Lawrence Kazak, Ph.D
Mechanisms of mitochondrial energetics in health and disease
Rosalind and Morris Goodman Cancer Research Centre
Department of Biochemistry, McGill University
The Kazak lab combines mouse genetics, mass spectrometry, molecular and cell biology, biochemistry and bioenergetics to study the molecular control of mammalian energy metabolism. Our efforts are concentrated on the molecules and metabolic pathways that control mitochondrial energetics in adipocytes and cancer cells. We have generated novel genetically-engineered mouse models to accurately study cellular metabolism, in vivo. In the case of adipose tissue, we systematically examine mechanisms supporting adipocyte energy expenditure, which has tremendous promise for combating obesity. In the case of cancer, we are leveraging our expertise of mitochondrial biology and cellular energetics to explore novel metabolic pathways that are critical for tumorigenesis.
Background and Significance
White fat stores energy. In contrast, brown fat burns energy through thermogenic mitochondrial respiration and is thus powerfully anti-obesogenic and anti-diabetic. By elucidating the genetic and metabolic pathways that control thermogenesis, we aim to recapitulate the positive effects of brown fat energy expenditure on health. We have recently taken steps towards this goal through the discovery that creatine energetics combats obesity through activation of brown fat thermogenesis, and we are now focused on identifying the molecular mechanism underlying this process. In addition, mitochondrial energetics leverages creatine metabolism in cell types that require rapid energetic sensing for diverse biological outcomes. Because cancer cells are especially metabolically flexible, it is not surprising that altered creatine metabolism is associated with many cancers. However, the mechanistic role of creatine in cancer is poorly understood. The Kazak lab is developing molecular tools to investigate the role of creatine metabolism in cancer.

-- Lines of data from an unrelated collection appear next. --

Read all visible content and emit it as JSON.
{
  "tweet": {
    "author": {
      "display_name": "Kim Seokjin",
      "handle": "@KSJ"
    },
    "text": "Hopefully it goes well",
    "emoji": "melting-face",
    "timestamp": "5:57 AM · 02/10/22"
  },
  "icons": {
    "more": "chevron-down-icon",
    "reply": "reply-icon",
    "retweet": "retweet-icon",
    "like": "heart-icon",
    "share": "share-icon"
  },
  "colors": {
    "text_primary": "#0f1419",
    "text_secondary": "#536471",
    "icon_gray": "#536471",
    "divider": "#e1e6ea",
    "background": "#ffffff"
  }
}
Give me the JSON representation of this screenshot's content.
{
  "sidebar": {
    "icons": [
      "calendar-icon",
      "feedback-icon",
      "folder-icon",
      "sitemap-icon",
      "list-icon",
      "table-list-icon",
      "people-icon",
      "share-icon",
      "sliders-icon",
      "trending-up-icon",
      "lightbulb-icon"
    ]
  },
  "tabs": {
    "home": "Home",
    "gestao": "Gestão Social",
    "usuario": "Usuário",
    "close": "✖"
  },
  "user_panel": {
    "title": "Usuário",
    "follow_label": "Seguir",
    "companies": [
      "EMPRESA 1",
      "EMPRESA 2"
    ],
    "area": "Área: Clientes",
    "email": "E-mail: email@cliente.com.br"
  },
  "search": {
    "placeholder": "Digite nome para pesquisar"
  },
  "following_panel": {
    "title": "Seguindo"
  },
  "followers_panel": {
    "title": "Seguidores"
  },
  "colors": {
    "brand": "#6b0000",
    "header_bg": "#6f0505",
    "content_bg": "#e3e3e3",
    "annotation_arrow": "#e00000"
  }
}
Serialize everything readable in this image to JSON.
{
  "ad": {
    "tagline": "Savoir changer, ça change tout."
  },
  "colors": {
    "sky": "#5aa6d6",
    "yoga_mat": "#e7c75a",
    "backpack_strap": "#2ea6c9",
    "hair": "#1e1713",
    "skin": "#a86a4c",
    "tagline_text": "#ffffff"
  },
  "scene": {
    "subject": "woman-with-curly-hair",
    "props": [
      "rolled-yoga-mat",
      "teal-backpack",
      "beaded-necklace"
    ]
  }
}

The Kazak lab is focused on the following research questions:
What are the metabolic intermediates controlling creatine-dependent thermogenesis? Creatine drives energy expenditure in adipose tissue by stimulating a futile cycle of mitochondrial ATP turnover (Kazak L et al., Cell, 2015), and this process powerfully combats obesity in pre-clinical models (Kazak L et al., Cell Metabolism, 2017). However, the metabolic intermediates that drive creatine cycling are unknown. The Kazak lab is utilizing mass spectrometry-based metabolic tracing to identify creatine-dependent metabolite signatures in thermogenic fat. We are combining this approach with genetic manipulations and bioenergetic analyses in primary adipocytes and mouse models to determine the effects of these novel metabolites on thermogenic respiration and body mass/composition.
What is the composition of the creatine-dependent thermogenic protein complex? Mitochondrial synthesis of phosphocreatine and its use in ATP-requiring reactions involves a close physical association between mitochondrial Creatine Kinase (Mi-CK) and the enzymes that generate and consume ATP. Given the unique function for creatine in thermogenic adipose tissue, we hypothesize that Mi-CK physically interacts with proteins that support creatine cycling. We are using unbiased quantitative proteomics to discover novel MiCK-interacting partners, which can be studied in vivo and may potentially be exploited therapeutically to combat obesity.
How does creatine regulate cancer? Creatine is intimately linked with mitochondrial metabolism and is critical for cell types that require rapid energetic sensing for diverse biological outcomes. Genes of creatine metabolism drive malignancies such as breast cancer, colorectal cancer, pancreatic cancer, and acute myeloid leukemia. However, the molecular mechanism underlying this pro-cancer property of creatine is unknown. We are generating biochemical and genetic tools to systematically examine the molecular mechanisms underlying the role of creatine energetics in cancer metabolism.